In British Burma, he saw active service in Yangon and Prome. McCosh lived in Burma during the Second Burmese War, where he made portraits of colleagues, captured guns, temple architecture in Yangon and of Burmese people, using a larger and heavier camera and producing larger prints. According to Taylor and Schaaf, McCosh was there in a "quasi-official capacity to photograph during that conflict". His prints from this period are up to 20 cm × 22 cm, suggesting a camera measuring a whole plate in size.
McCosh took the first photographs of the Sikh people and palaces of Lahore; the earliest known photograph of Samadhi of Ranjit Singh in 1849. His fifty photographs of Burma from 1852 are the earliest images of the country to have survived and his were the earliest photographic studies of Burmese people.
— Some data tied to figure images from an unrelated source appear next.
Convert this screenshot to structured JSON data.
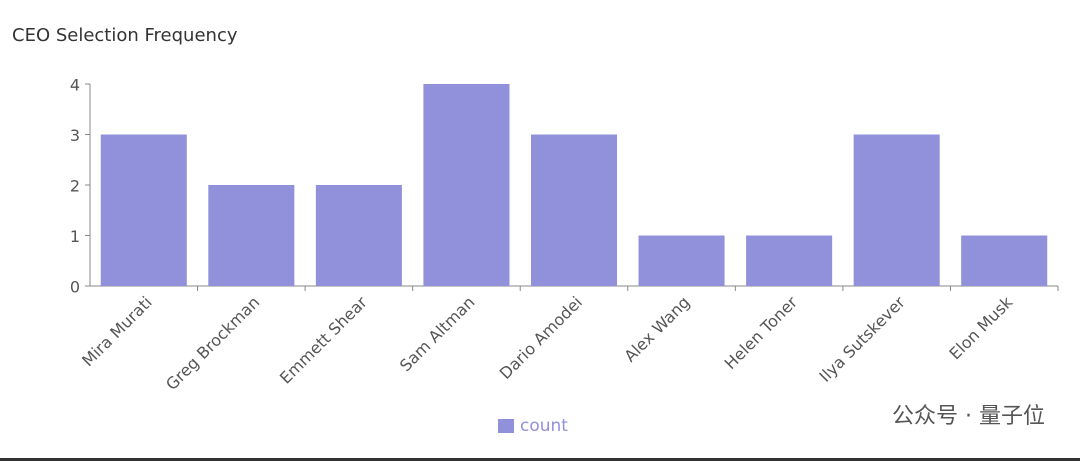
{
  "chart_data": {
    "type": "bar",
    "title": "CEO Selection Frequency",
    "categories": [
      "Mira Murati",
      "Greg Brockman",
      "Emmett Shear",
      "Sam Altman",
      "Dario Amodei",
      "Alex Wang",
      "Helen Toner",
      "Ilya Sutskever",
      "Elon Musk"
    ],
    "series": [
      {
        "name": "count",
        "color": "#9190db",
        "values": [
          3,
          2,
          2,
          4,
          3,
          1,
          1,
          3,
          1
        ]
      }
    ],
    "ylim": [
      0,
      4
    ],
    "yticks": [
      0,
      1,
      2,
      3,
      4
    ],
    "grid": false,
    "legend": "bottom",
    "watermark": "公众号 · 量子位"
  }
}
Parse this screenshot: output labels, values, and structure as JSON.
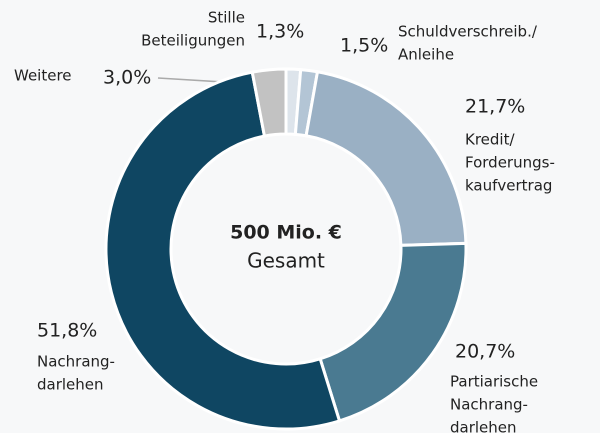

McCosh predominantly used the calotype process for his photography, the first practicable negative and positive process, using paper, patented by Henry Fox Talbot in 1841. This process produced a translucent original negative image, a paper negative, from which multiple positives could be made by simple contact printing. McCosh also used the later collodion process, though he also continued with the calotype process for larger prints, because of its fidelity.
He gave up photography either in the early 1850s, or as late as 1856 and retired from the army on 31 January 1856. In 1862, he became a fellow of the Royal Geographical Society.
McCosh died in London in 1885. A stone to his memory stands on the north wall of the first northern extension to Dean Cemetery in west Edinburgh, where his siblings are buried.

Critical response

Roddy Simpson, in The Photography of Victorian Scotland, wrote of McCosh that "these photographs do not have significant aesthetic quality, but show the desire to document likenesses. Given the circumstances, these images are a considerable achievement and, regardless of artistic merit, are historically very important". Taylor and Schaaf, in Impressed by Light: British Photographs from Paper Negatives, 1840–1860, wrote that "McCosh fashioned compositions that were exceptional for the period" and that unlike his contemporaries "in his hands, photography was not merely a pastime, but became the means of recording history." Taylor and Schaaf have also written that "the kind of work done by McCosh, Murray and Tripe was echoed in a wide pattern of photographic activity throughout India, and in many ways, these three can be regarded as role models to whom others looked for inspiration."... "Few photographers in the calotype era came close to matching the sustained output of these three, and in visual sensitivity and technical bravado they remain unequalled."